Parkinson’s Disease – Cannabis Therapy
Can Cannabis Prevent Dyskinesia in Long-Term Treatment of Parkinson’s Disease ?
In 1970, Oliver Sacks wrote five letters to various medical journals in the U.S. expressing his concern about the prescription drug levodopa, which had been developed just a year earlier. As a practicing neurologist, he had used levodopa (L-Dopa) to treat Parkinson’s and encephalitis lethargica (or “sleepy-sickness”) in his patients—both neurological disorders that arise from a deficiency of dopamine—and found it to have serious adverse effects. As he described in his 1985 book The Man Who Mistook His Wife for a Hat, treating people with sleepy-sickness with L-Dopa resulted in an over-correction of motor function: “First they were ‘awakened’ from stupor to health: then they were driven towards the other pole—of tics and frenzy.”

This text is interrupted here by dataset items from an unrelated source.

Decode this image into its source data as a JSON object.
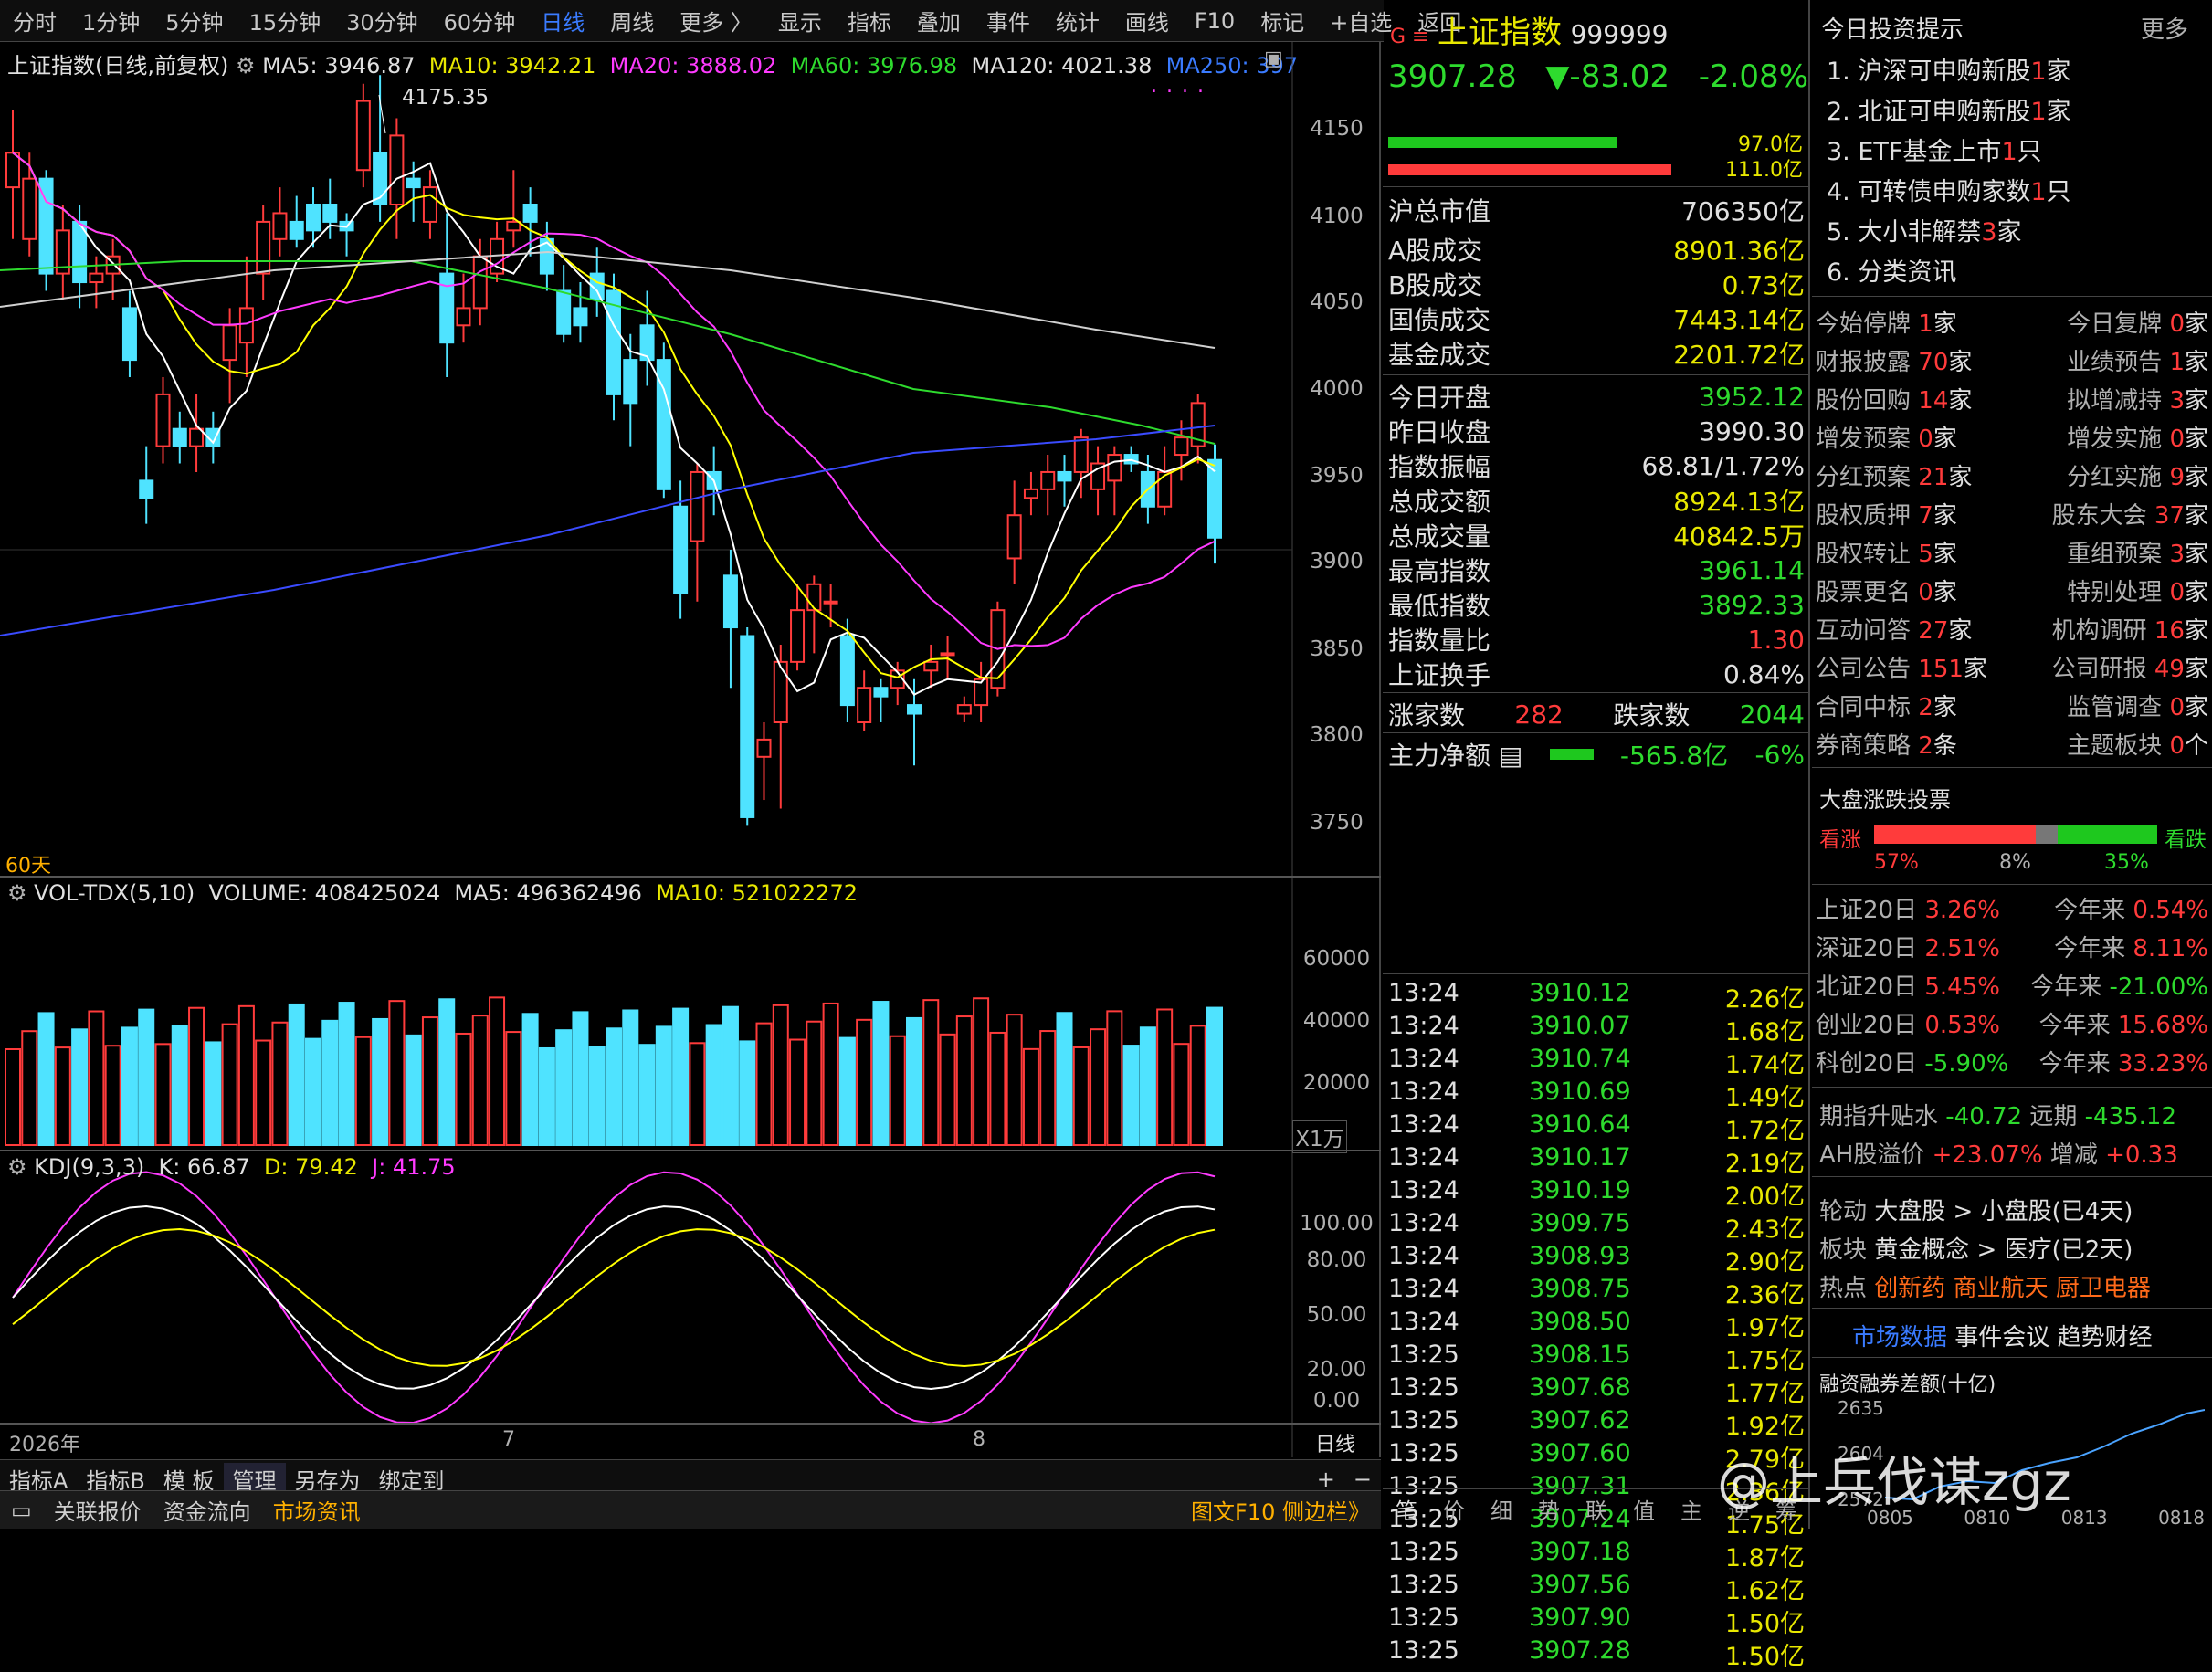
{
  "toolbar": {
    "items": [
      "分时",
      "1分钟",
      "5分钟",
      "15分钟",
      "30分钟",
      "60分钟",
      "日线",
      "周线",
      "更多 〉"
    ],
    "right_items": [
      "显示",
      "指标",
      "叠加",
      "事件",
      "统计",
      "画线",
      "F10",
      "标记",
      "+自选",
      "返回"
    ]
  },
  "kline_panel": {
    "title": "上证指数(日线,前复权)",
    "ma5": "MA5: 3946.87",
    "ma10": "MA10: 3942.21",
    "ma20": "MA20: 3888.02",
    "ma60": "MA60: 3976.98",
    "ma120": "MA120: 4021.38",
    "ma250": "MA250: 397",
    "high_label": "4175.35",
    "period_label": "60天",
    "price_axis": [
      "4150",
      "4100",
      "4050",
      "4000",
      "3950",
      "3900",
      "3850",
      "3800",
      "3750"
    ]
  },
  "vol_panel": {
    "title": "VOL-TDX(5,10)",
    "volume": "VOLUME: 408425024",
    "ma5": "MA5: 496362496",
    "ma10": "MA10: 521022272",
    "axis": [
      "60000",
      "40000",
      "20000"
    ],
    "unit": "X1万"
  },
  "kdj_panel": {
    "title": "KDJ(9,3,3)",
    "k": "K: 66.87",
    "d": "D: 79.42",
    "j": "J: 41.75",
    "axis": [
      "100.00",
      "80.00",
      "50.00",
      "20.00",
      "0.00"
    ]
  },
  "date_axis": {
    "year": "2026年",
    "m7": "7",
    "m8": "8",
    "mode": "日线"
  },
  "bottom_tabs": [
    "指标A",
    "指标B",
    "模 板",
    "管理",
    "另存为",
    "绑定到"
  ],
  "status_bar": {
    "items": [
      "关联报价",
      "资金流向",
      "市场资讯"
    ],
    "right": "图文F10 侧边栏》"
  },
  "quote": {
    "name": "上证指数",
    "code": "999999",
    "price": "3907.28",
    "change": "▼-83.02",
    "pct": "-2.08%",
    "buy_amt": "97.0亿",
    "sell_amt": "111.0亿",
    "rows": [
      {
        "label": "沪总市值",
        "value": "706350亿"
      },
      {
        "label": "A股成交",
        "value": "8901.36亿"
      },
      {
        "label": "B股成交",
        "value": "0.73亿"
      },
      {
        "label": "国债成交",
        "value": "7443.14亿"
      },
      {
        "label": "基金成交",
        "value": "2201.72亿"
      }
    ],
    "rows2": [
      {
        "label": "今日开盘",
        "value": "3952.12"
      },
      {
        "label": "昨日收盘",
        "value": "3990.30"
      },
      {
        "label": "指数振幅",
        "value": "68.81/1.72%"
      },
      {
        "label": "总成交额",
        "value": "8924.13亿"
      },
      {
        "label": "总成交量",
        "value": "40842.5万"
      },
      {
        "label": "最高指数",
        "value": "3961.14"
      },
      {
        "label": "最低指数",
        "value": "3892.33"
      },
      {
        "label": "指数量比",
        "value": "1.30"
      },
      {
        "label": "上证换手",
        "value": "0.84%"
      }
    ],
    "up_label": "涨家数",
    "up": "282",
    "down_label": "跌家数",
    "down": "2044",
    "flow_label": "主力净额",
    "flow": "-565.8亿",
    "flow_pct": "-6%"
  },
  "ticks": [
    [
      "13:24",
      "3910.12",
      "2.26亿"
    ],
    [
      "13:24",
      "3910.07",
      "1.68亿"
    ],
    [
      "13:24",
      "3910.74",
      "1.74亿"
    ],
    [
      "13:24",
      "3910.69",
      "1.49亿"
    ],
    [
      "13:24",
      "3910.64",
      "1.72亿"
    ],
    [
      "13:24",
      "3910.17",
      "2.19亿"
    ],
    [
      "13:24",
      "3910.19",
      "2.00亿"
    ],
    [
      "13:24",
      "3909.75",
      "2.43亿"
    ],
    [
      "13:24",
      "3908.93",
      "2.90亿"
    ],
    [
      "13:24",
      "3908.75",
      "2.36亿"
    ],
    [
      "13:24",
      "3908.50",
      "1.97亿"
    ],
    [
      "13:25",
      "3908.15",
      "1.75亿"
    ],
    [
      "13:25",
      "3907.68",
      "1.77亿"
    ],
    [
      "13:25",
      "3907.62",
      "1.92亿"
    ],
    [
      "13:25",
      "3907.60",
      "2.79亿"
    ],
    [
      "13:25",
      "3907.31",
      "2.36亿"
    ],
    [
      "13:25",
      "3907.24",
      "1.75亿"
    ],
    [
      "13:25",
      "3907.18",
      "1.87亿"
    ],
    [
      "13:25",
      "3907.56",
      "1.62亿"
    ],
    [
      "13:25",
      "3907.90",
      "1.50亿"
    ],
    [
      "13:25",
      "3907.28",
      "1.50亿"
    ]
  ],
  "right_tabs": [
    "笔",
    "价",
    "细",
    "势",
    "联",
    "值",
    "主",
    "逆",
    "筹"
  ],
  "tips": {
    "title": "今日投资提示",
    "more": "更多",
    "items": [
      {
        "text": "1. 沪深可申购新股",
        "num": "1",
        "unit": "家"
      },
      {
        "text": "2. 北证可申购新股",
        "num": "1",
        "unit": "家"
      },
      {
        "text": "3. ETF基金上市",
        "num": "1",
        "unit": "只"
      },
      {
        "text": "4. 可转债申购家数",
        "num": "1",
        "unit": "只"
      },
      {
        "text": "5. 大小非解禁",
        "num": "3",
        "unit": "家"
      },
      {
        "text": "6. 分类资讯",
        "num": "",
        "unit": ""
      }
    ],
    "grid": [
      [
        "今始停牌",
        "1家",
        "今日复牌",
        "0家"
      ],
      [
        "财报披露",
        "70家",
        "业绩预告",
        "1家"
      ],
      [
        "股份回购",
        "14家",
        "拟增减持",
        "3家"
      ],
      [
        "增发预案",
        "0家",
        "增发实施",
        "0家"
      ],
      [
        "分红预案",
        "21家",
        "分红实施",
        "9家"
      ],
      [
        "股权质押",
        "7家",
        "股东大会",
        "37家"
      ],
      [
        "股权转让",
        "5家",
        "重组预案",
        "3家"
      ],
      [
        "股票更名",
        "0家",
        "特别处理",
        "0家"
      ],
      [
        "互动问答",
        "27家",
        "机构调研",
        "16家"
      ],
      [
        "公司公告",
        "151家",
        "公司研报",
        "49家"
      ],
      [
        "合同中标",
        "2家",
        "监管调查",
        "0家"
      ],
      [
        "券商策略",
        "2条",
        "主题板块",
        "0个"
      ]
    ]
  },
  "vote": {
    "title": "大盘涨跌投票",
    "up_label": "看涨",
    "down_label": "看跌",
    "up_pct": "57%",
    "mid_pct": "8%",
    "down_pct": "35%"
  },
  "perf": [
    [
      "上证20日",
      "3.26%",
      "今年来",
      "0.54%"
    ],
    [
      "深证20日",
      "2.51%",
      "今年来",
      "8.11%"
    ],
    [
      "北证20日",
      "5.45%",
      "今年来",
      "-21.00%"
    ],
    [
      "创业20日",
      "0.53%",
      "今年来",
      "15.68%"
    ],
    [
      "科创20日",
      "-5.90%",
      "今年来",
      "33.23%"
    ]
  ],
  "futures": {
    "label1": "期指升贴水",
    "v1": "-40.72",
    "label2": "远期",
    "v2": "-435.12"
  },
  "ah": {
    "label": "AH股溢价",
    "v": "+23.07%",
    "label2": "增减",
    "v2": "+0.33"
  },
  "rotation": {
    "label": "轮动",
    "a": "大盘股",
    "b": "小盘股(已4天)"
  },
  "sector": {
    "label": "板块",
    "a": "黄金概念",
    "b": "医疗(已2天)"
  },
  "hot": {
    "label": "热点",
    "items": [
      "创新药",
      "商业航天",
      "厨卫电器"
    ]
  },
  "links": [
    "市场数据",
    "事件会议",
    "趋势财经"
  ],
  "margin": {
    "title": "融资融券差额(十亿)",
    "y1": "2635",
    "y2": "2604",
    "y3": "2572",
    "x": [
      "0805",
      "0810",
      "0813",
      "0818"
    ]
  },
  "watermark": "@上兵伐谋zgz",
  "colors": {
    "up": "#ff3b3b",
    "down": "#4fe3ff",
    "ma5": "#ffffff",
    "ma10": "#ffff00",
    "ma20": "#ff3bff",
    "ma60": "#2edb2e",
    "ma120": "#d0d0d0",
    "ma250": "#3a4bff"
  }
}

This phenomenon would come to be known as levodopa-induced dyskinesia—an increase in involuntary muscle movements or spasms that results from too much dopamine flooding your brain. It’s one of the most common side effects of conventional treatment of Parkinson’s Disease (PD) and one of the most devastating: some PD patients describe their dyskinesia as worse than the disease itself, causing many to decrease or put off treatment altogether to stave off the inevitable side effects.
The search for a better treatment has pointed more and more researchers toward cannabis because it naturally targets multiple points in the endocannabinoid system, the brain’s neurological center for motor function, mood, and pleasure. Marijuana has been shown to have impressive results in the short term treatment of PD symptoms, like tremors and rigidity, and it also has supplemental therapeutic effects—like easing depression and improving sleep. But perhaps most importantly, cannabis has shown promising results in preventing dyskinesia.
What Is Levodopa-Induced Dyskinesia?
Because Parkinson’s is classically defined as a dopamine deficiency—caused by the death of dopamine-producing cells in a part of the brain called the substantia nigra—it’s most commonly treated with a dopamine precursor like levodopa, which then converts to dopamine in the brain. The effects from initial doses of levodopa are quite immediate—people’s motor functions are restored almost miraculously in some cases—but experience shows that long-term dopamine-based treatment can actually cause an increase in dyskinesia.
The problem arises from dopamine’s role as a neurotransmitter and the tricky balance of the neurons in your brain. In a healthy brain, dopamine transmits signals between brain cells about motor function, mood, and behavior, among other things. But in the Parkinsonian brain, low levels of dopamine mean two parts of the brain related to motor function—the endocannabinoid system and basal signia—are not signaling correctly. This is what causes the most well-known symptoms of Parkinson’s: body rigidity, tremors, and involuntary muscle contractions.
Supplementing dopamine with a drug like levodopa attempts to restore the neurological balance, but history shows the solution isn’t perfect because long-term treatment often results in dopamine hyperactivity, which manifests as dyskinesia. This most often affects younger people with PD, which is particularly disconcerting because they have longer to live with the disease and the side effects of treatment.